The most important part of RJ training is facilitator skill-building practice, and that means lots of role plays. Here’s a few we developed featuring student offenders and common conduct violations.

Film Clips

We often use film clips in our trainings. They are short, engaging, and elicit discussion about key issues in RJ.

University of San Diego Restorative Justice Program
This video provides a crystal clear overview of the Campus RJ process from referral, preconference, and RJ conference to post-conference follow-up.

University of Colorado Restorative Justice Program
This is a clip about a pioneering campus RJ program. The second clip is a shorter version featuring a terrific testimonial from a student offender.


Michigan State University Restorative Justice Program
MSU has produced two great clips: The first is a recent promotional video that focuses on the use of RJ in residential life. The second is an entertaining advertisement for the program produced by a student comedy group.

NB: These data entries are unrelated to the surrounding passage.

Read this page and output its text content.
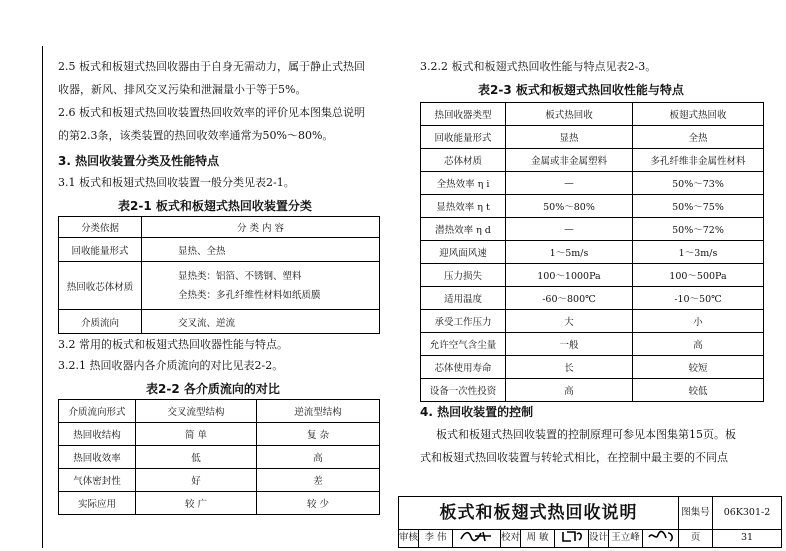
2.5 板式和板翅式热回收器由于自身无需动力，属于静止式热回
收器，新风、排风交叉污染和泄漏量小于等于5%。
2.6 板式和板翅式热回收装置热回收效率的评价见本图集总说明
的第2.3条，该类装置的热回收效率通常为50%～80%。
3. 热回收装置分类及性能特点
3.1 板式和板翅式热回收装置一般分类见表2-1。
表2-1 板式和板翅式热回收装置分类
分类依据	分 类 内 容
回收能量形式	显热、全热
热回收芯体材质	显热类：铝箔、不锈钢、塑料
全热类：多孔纤维性材料如纸质膜

介质流向	交叉流、逆流
3.2 常用的板式和板翅式热回收器性能与特点。
3.2.1 热回收器内各介质流向的对比见表2-2。
表2-2 各介质流向的对比
介质流向形式	交叉流型结构	逆流型结构
热回收结构	简 单	复 杂
热回收效率	低	高
气体密封性	好	差
实际应用	较 广	较 少
3.2.2 板式和板翅式热回收性能与特点见表2-3。
表2-3 板式和板翅式热回收性能与特点
热回收器类型	板式热回收	板翅式热回收
回收能量形式	显热	全热
芯体材质	金属或非金属塑料	多孔纤维非金属性材料
全热效率 η i	—	50%～73%
显热效率 η t	50%～80%	50%～75%
潜热效率 η d	—	50%～72%
迎风面风速	1～5m/s	1～3m/s
压力损失	100～1000Pa	100～500Pa
适用温度	-60～800℃	-10～50℃
承受工作压力	大	小
允许空气含尘量	一般	高
芯体使用寿命	长	较短
设备一次性投资	高	较低
4. 热回收装置的控制
板式和板翅式热回收装置的控制原理可参见本图集第15页。板
式和板翅式热回收装置与转轮式相比，在控制中最主要的不同点
板式和板翅式热回收说明	图集号	06K301-2
审核 李 伟	校对 周 敏	设计 王立峰	页	31
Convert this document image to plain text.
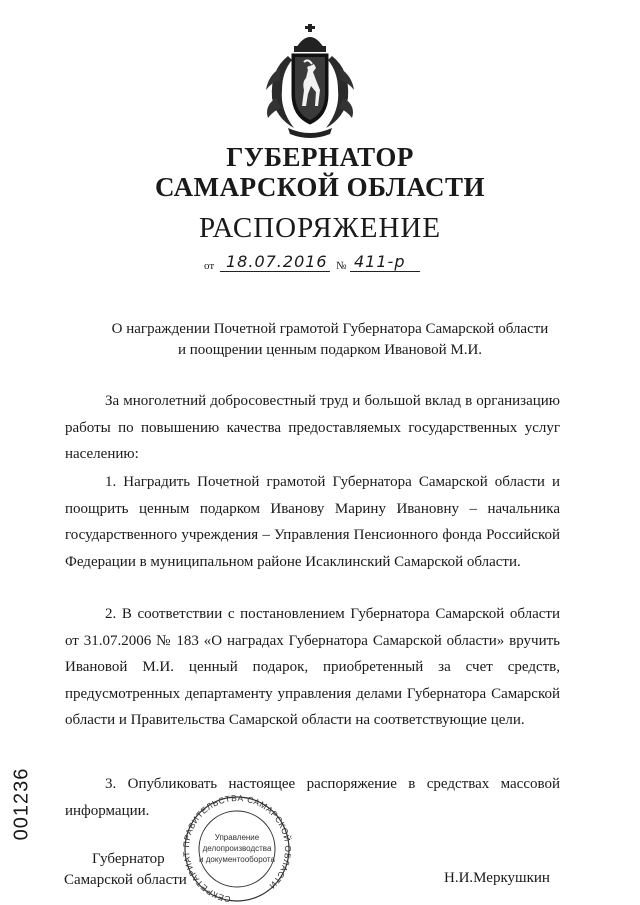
ГУБЕРНАТОР
САМАРСКОЙ ОБЛАСТИ
РАСПОРЯЖЕНИЕ
от 18.07.2016 № 411-р
О награждении Почетной грамотой Губернатора Самарской области
и поощрении ценным подарком Ивановой М.И.

За многолетний добросовестный труд и большой вклад в организацию работы по повышению качества предоставляемых государственных услуг населению:

1. Наградить Почетной грамотой Губернатора Самарской области и поощрить ценным подарком Иванову Марину Ивановну – начальника государственного учреждения – Управления Пенсионного фонда Российской Федерации в муниципальном районе Исаклинский Самарской области.

2. В соответствии с постановлением Губернатора Самарской области от 31.07.2006 № 183 «О наградах Губернатора Самарской области» вручить Ивановой М.И. ценный подарок, приобретенный за счет средств, предусмотренных департаменту управления делами Губернатора Самарской области и Правительства Самарской области на соответствующие цели.

3. Опубликовать настоящее распоряжение в средствах массовой информации.

001236
СЕКРЕТАРИАТ ПРАВИТЕЛЬСТВА САМАРСКОЙ ОБЛАСТИ
Управление
делопроизводства
и документооборота
Губернатор
Самарской области	Н.И.Меркушкин
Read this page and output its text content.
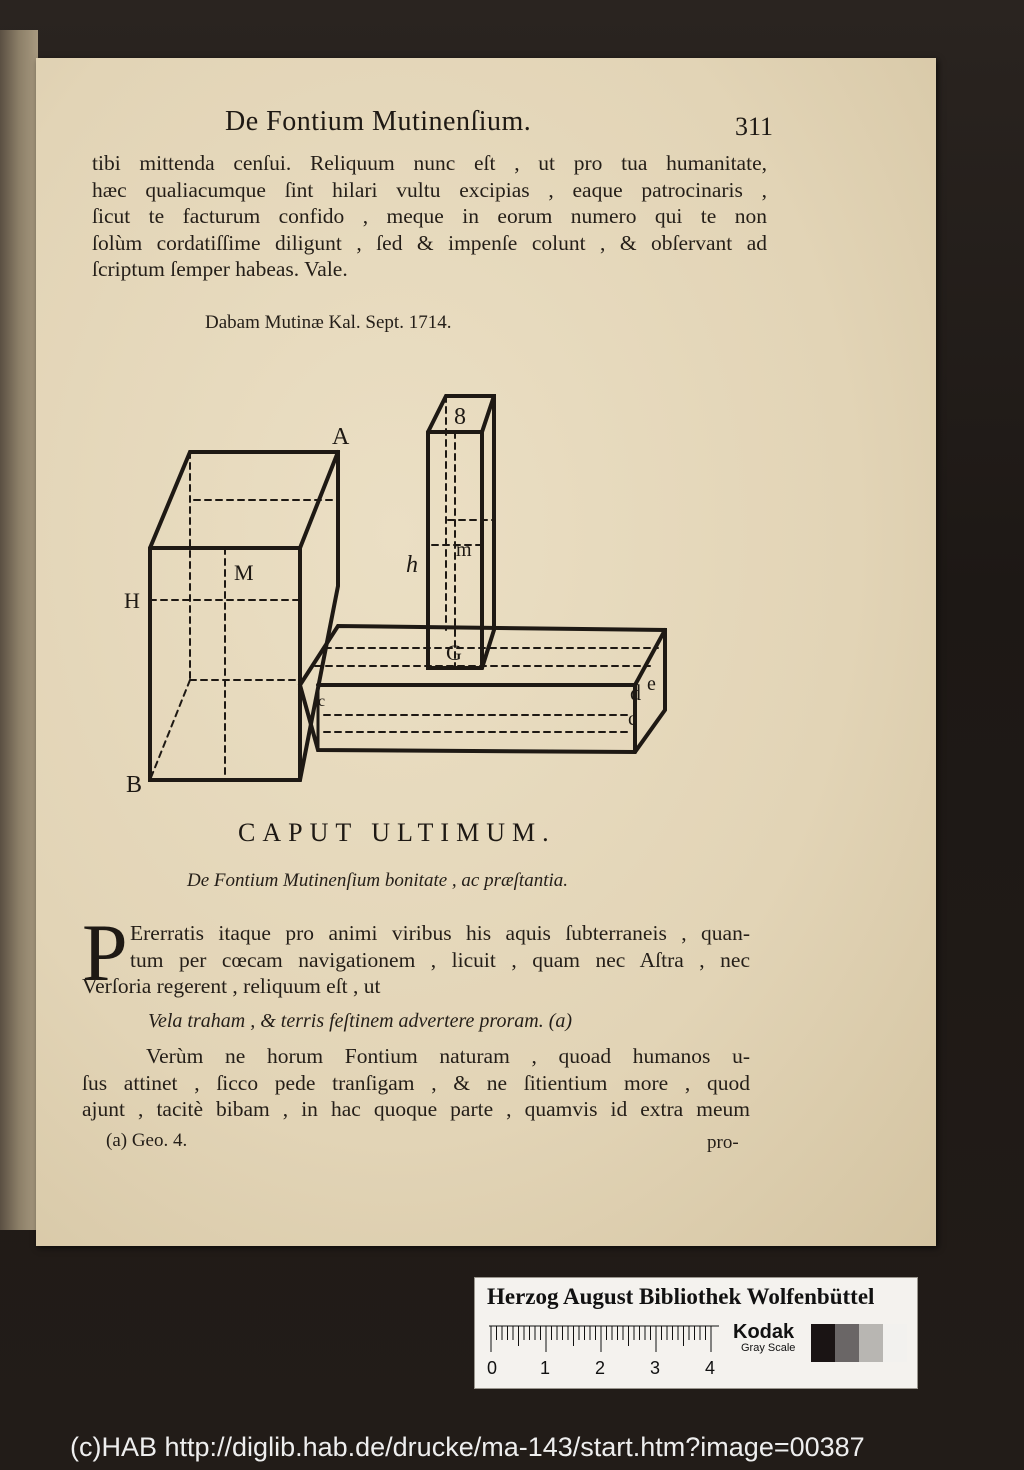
De Fontium Mutinenſium.	311
tibi mittenda cenſui. Reliquum nunc eſt , ut pro tua humanitate,
hæc qualiacumque ſint hilari vultu excipias , eaque patrocinaris ,
ſicut te facturum confido , meque in eorum numero qui te non
ſolùm cordatiſſime diligunt , ſed & impenſe colunt , & obſervant ad
ſcriptum ſemper habeas. Vale.
Dabam Mutinæ Kal. Sept. 1714.
A
B
H
M
8
m
h
G
c	d e
c
CAPUT ULTIMUM.
De Fontium Mutinenſium bonitate , ac præſtantia.
P Ererratis itaque pro animi viribus his aquis ſubterraneis , quan-
tum per cœcam navigationem , licuit , quam nec Aſtra , nec
Verſoria regerent , reliquum eſt , ut
Vela traham , & terris feſtinem advertere proram. (a)
Verùm ne horum Fontium naturam , quoad humanos u-
ſus attinet , ſicco pede tranſigam , & ne ſitientium more , quod
ajunt , tacitè bibam , in hac quoque parte , quamvis id extra meum
(a) Geo. 4.	pro-
Herzog August Bibliothek Wolfenbüttel
0 1 2 3 4
Kodak
Gray Scale
(c)HAB http://diglib.hab.de/drucke/ma-143/start.htm?image=00387
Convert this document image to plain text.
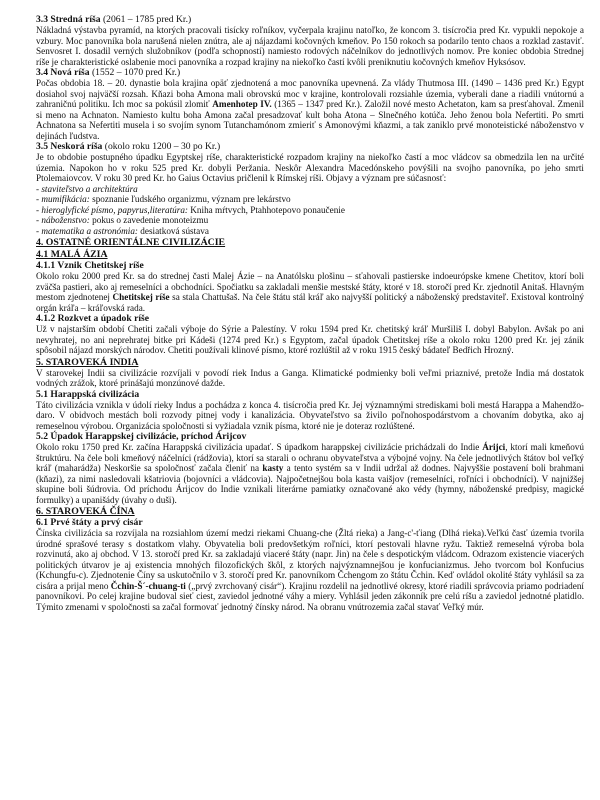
3.3 Stredná ríša (2061 – 1785 pred Kr.)

Nákladná výstavba pyramíd, na ktorých pracovali tisícky roľníkov, vyčerpala krajinu natoľko, že koncom 3. tisícročia pred Kr. vypukli nepokoje a vzbury. Moc panovníka bola narušená nielen znútra, ale aj nájazdami kočovných kmeňov. Po 150 rokoch sa podarilo tento chaos a rozklad zastaviť. Senvosret I. dosadil verných služobníkov (podľa schopností) namiesto rodových náčelníkov do jednotlivých nomov. Pre koniec obdobia Strednej ríše je charakteristické oslabenie moci panovníka a rozpad krajiny na niekoľko častí kvôli preniknutiu kočovných kmeňov Hyksósov.

3.4 Nová ríša (1552 – 1070 pred Kr.)

Počas obdobia 18. – 20. dynastie bola krajina opäť zjednotená a moc panovníka upevnená. Za vlády Thutmosa III. (1490 – 1436 pred Kr.) Egypt dosiahol svoj najväčší rozsah. Kňazi boha Amona mali obrovskú moc v krajine, kontrolovali rozsiahle územia, vyberali dane a riadili vnútornú a zahraničnú politiku. Ich moc sa pokúsil zlomiť Amenhotep IV. (1365 – 1347 pred Kr.). Založil nové mesto Achetaton, kam sa presťahoval. Zmenil si meno na Achnaton. Namiesto kultu boha Amona začal presadzovať kult boha Atona – Slnečného kotúča. Jeho ženou bola Nefertiti. Po smrti Achnatona sa Nefertiti musela i so svojím synom Tutanchamónom zmieriť s Amonovými kňazmi, a tak zaniklo prvé monoteistické náboženstvo v dejinách ľudstva.

3.5 Neskorá ríša (okolo roku 1200 – 30 po Kr.)

Je to obdobie postupného úpadku Egyptskej ríše, charakteristické rozpadom krajiny na niekoľko častí a moc vládcov sa obmedzila len na určité územia. Napokon ho v roku 525 pred Kr. dobyli Peržania. Neskôr Alexandra Macedónskeho povýšili na svojho panovníka, po jeho smrti Ptolemaiovcov. V roku 30 pred Kr. ho Gaius Octavius pričlenil k Rímskej ríši. Objavy a význam pre súčasnosť:

- staviteľstvo a architektúra
- mumifikácia: spoznanie ľudského organizmu, význam pre lekárstvo
- hieroglyfické písmo, papyrus,literatúra: Kniha mŕtvych, Ptahhotepovo ponaučenie
- náboženstvo: pokus o zavedenie monoteizmu
- matematika a astronómia: desiatková sústava
4. OSTATNÉ ORIENTÁLNE CIVILIZÁCIE
4.1 MALÁ ÁZIA
4.1.1 Vznik Chetitskej ríše

Okolo roku 2000 pred Kr. sa do strednej časti Malej Ázie – na Anatólsku plošinu – sťahovali pastierske indoeurópske kmene Chetitov, ktorí boli zväčša pastieri, ako aj remeselníci a obchodníci. Spočiatku sa zakladali menšie mestské štáty, ktoré v 18. storočí pred Kr. zjednotil Anitaš. Hlavným mestom zjednotenej Chetitskej ríše sa stala Chattušaš. Na čele štátu stál kráľ ako najvyšší politický a náboženský predstaviteľ. Existoval kontrolný orgán kráľa – kráľovská rada.

4.1.2 Rozkvet a úpadok ríše

Už v najstarším období Chetiti začali výboje do Sýrie a Palestíny. V roku 1594 pred Kr. chetitský kráľ Muršiliš I. dobyl Babylon. Avšak po ani nevyhratej, no ani neprehratej bitke pri Kádeši (1274 pred Kr.) s Egyptom, začal úpadok Chetitskej ríše a okolo roku 1200 pred Kr. jej zánik spôsobil nájazd morských národov. Chetiti používali klinové písmo, ktoré rozlúštil až v roku 1915 český bádateľ Bedřich Hrozný.

5. STAROVEKÁ INDIA

V starovekej Indii sa civilizácie rozvíjali v povodí riek Indus a Ganga. Klimatické podmienky boli veľmi priaznivé, pretože India má dostatok vodných zrážok, ktoré prinášajú monzúnové dažde.

5.1 Harappská civilizácia

Táto civilizácia vznikla v údolí rieky Indus a pochádza z konca 4. tisícročia pred Kr. Jej významnými strediskami boli mestá Harappa a Mahendžo-daro. V obidvoch mestách boli rozvody pitnej vody i kanalizácia. Obyvateľstvo sa živilo poľnohospodárstvom a chovaním dobytka, ako aj remeselnou výrobou. Organizácia spoločnosti si vyžiadala vznik písma, ktoré nie je doteraz rozlúštené.

5.2 Úpadok Harappskej civilizácie, príchod Árijcov

Okolo roku 1750 pred Kr. začína Harappská civilizácia upadať. S úpadkom harappskej civilizácie prichádzali do Indie Árijci, ktorí mali kmeňovú štruktúru. Na čele boli kmeňový náčelníci (rádžovia), ktorí sa starali o ochranu obyvateľstva a výbojné vojny. Na čele jednotlivých štátov bol veľký kráľ (maharádža) Neskoršie sa spoločnosť začala členiť na kasty a tento systém sa v Indii udržal až dodnes. Najvyššie postavení boli brahmani (kňazi), za nimi nasledovali kšatriovia (bojovníci a vládcovia). Najpočetnejšou bola kasta vaišjov (remeselníci, roľníci i obchodníci). V najnižšej skupine boli šúdrovia. Od príchodu Árijcov do Indie vznikali literárne pamiatky označované ako védy (hymny, náboženské predpisy, magické formulky) a upanišády (úvahy o duši).

6. STAROVEKÁ ČÍNA
6.1 Prvé štáty a prvý cisár

Čínska civilizácia sa rozvíjala na rozsiahlom území medzi riekami Chuang-che (Žltá rieka) a Jang-c'-ťiang (Dlhá rieka).Veľkú časť územia tvorila úrodné sprašové terasy s dostatkom vlahy. Obyvatelia boli predovšetkým roľníci, ktorí pestovali hlavne ryžu. Taktiež remeselná výroba bola rozvinutá, ako aj obchod. V 13. storočí pred Kr. sa zakladajú viaceré štáty (napr. Jin) na čele s despotickým vládcom. Odrazom existencie viacerých politických útvarov je aj existencia mnohých filozofických škôl, z ktorých najvýznamnejšou je konfucianizmus. Jeho tvorcom bol Konfucius (Kchungfu-c). Zjednotenie Číny sa uskutočnilo v 3. storočí pred Kr. panovníkom Čchengom zo štátu Čchin. Keď ovládol okolité štáty vyhlásil sa za cisára a prijal meno Čchin-Š´-chuang-ti („prvý zvrchovaný cisár“). Krajinu rozdelil na jednotlivé okresy, ktoré riadili správcovia priamo podriadení panovníkovi. Po celej krajine budoval sieť ciest, zaviedol jednotné váhy a miery. Vyhlásil jeden zákonník pre celú ríšu a zaviedol jednotné platidlo. Týmito zmenami v spoločnosti sa začal formovať jednotný čínsky národ. Na obranu vnútrozemia začal stavať Veľký múr.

Restorative Justice in the Context of Campus Discipline
Popular culture imagines campus conduct officers as mean-spirited and punishment focused. The first clip features Dean Wormer from the movie Animal House. A more accurate representation of contemporary conduct administration is reflected in the second clip, a training video for the University of North Carolina. This model is a full pendulum swing from Dean Wormer; instead, the administrator is super friendly and the goal seems to be relationship-building rather than accountability.

Covered Bridge Arson Case
This is a clip from the documentary called Burning Bridges, featuring the part of the conferencing identifying the harm cause by the offense. This is particularly good for campus trainings because the offenders were all college-age.

Paintball Case
This clip features a juvenile case in Colorado in which a boy shot a paintball into a crowded blinding another student in one eye. Tom Cavanaugh wrote a case study of this incident, which is a nice supplement to the clip.


Apology and Restoration
Apology letters are a common sanction in RJ, and on this site I offer a set of suggested guidelines for writing them. Training groups have a good time identifying the ways in which these apologies succeed and/or fail to live up to the apology guidelines. Below is a public apology by an expelled University of Oklahoma student who led a racist chant with his fraternity.

Pettit Apology

Kaavya Viswanathan Plagiarism
In this Katie Couric interview, Harvard University student Kaavya Viswanathan takes responsibility (or does she?) for plagiarizing several passages in her popular teen novel. This clip is terrific for generating discussion about what it means to admit fault and take responsibility. As a supplement, see a short essay I published in the Journal of Student Conduct Administration called “Not with a Bang but a Whimper: A Missed Opportunity for Restorative Justice in a Plagiarism Case.”

Victim Impact: Burglary
In this clip, a victim of a burglary describes the personal impact of the offense. The clip is part of a terrific series by the Department of Justice Office of Victims of Crime that features victims of a variety of crimes, and also includes a training manual.


Restorative Outcomes
Harmed parties have a variety of needs. Sometimes they are predictable, such as a need for safety or for restitution. Sometimes restorative dialogues will reveal unexpected needs, like the wish to see a positive outcome for the offender. The clip illustrates these complex needs and how an RJ dialogue can generate creative outcomes that best meet peoples needs. 

victims charge offenders
Drunk Driving Case
This clip documents a restorative conference in response to a drunk driving incident that resulted in a death. Carolyn Boyes-Watson wrote a case study in her textbook, Crime and Justice: A Casebook Approach.

Introducing a Circle: The Role of the Facilitator
One question new facilitators often ask is how much of themselves should they bring to a conference. Some choose to follow a script closely, while others share meaningful stories that help set the tone and introduce a circle. Consider these two clips, from the independent film, Late Fragment, as examples of how some RJ facilitators may set the tone.


Gandhi: The Promise of RJ
This clip, from the 1982 film, is dramatic and we use it to highlight the philosophical differences between restorative and punishment-focused philosophies.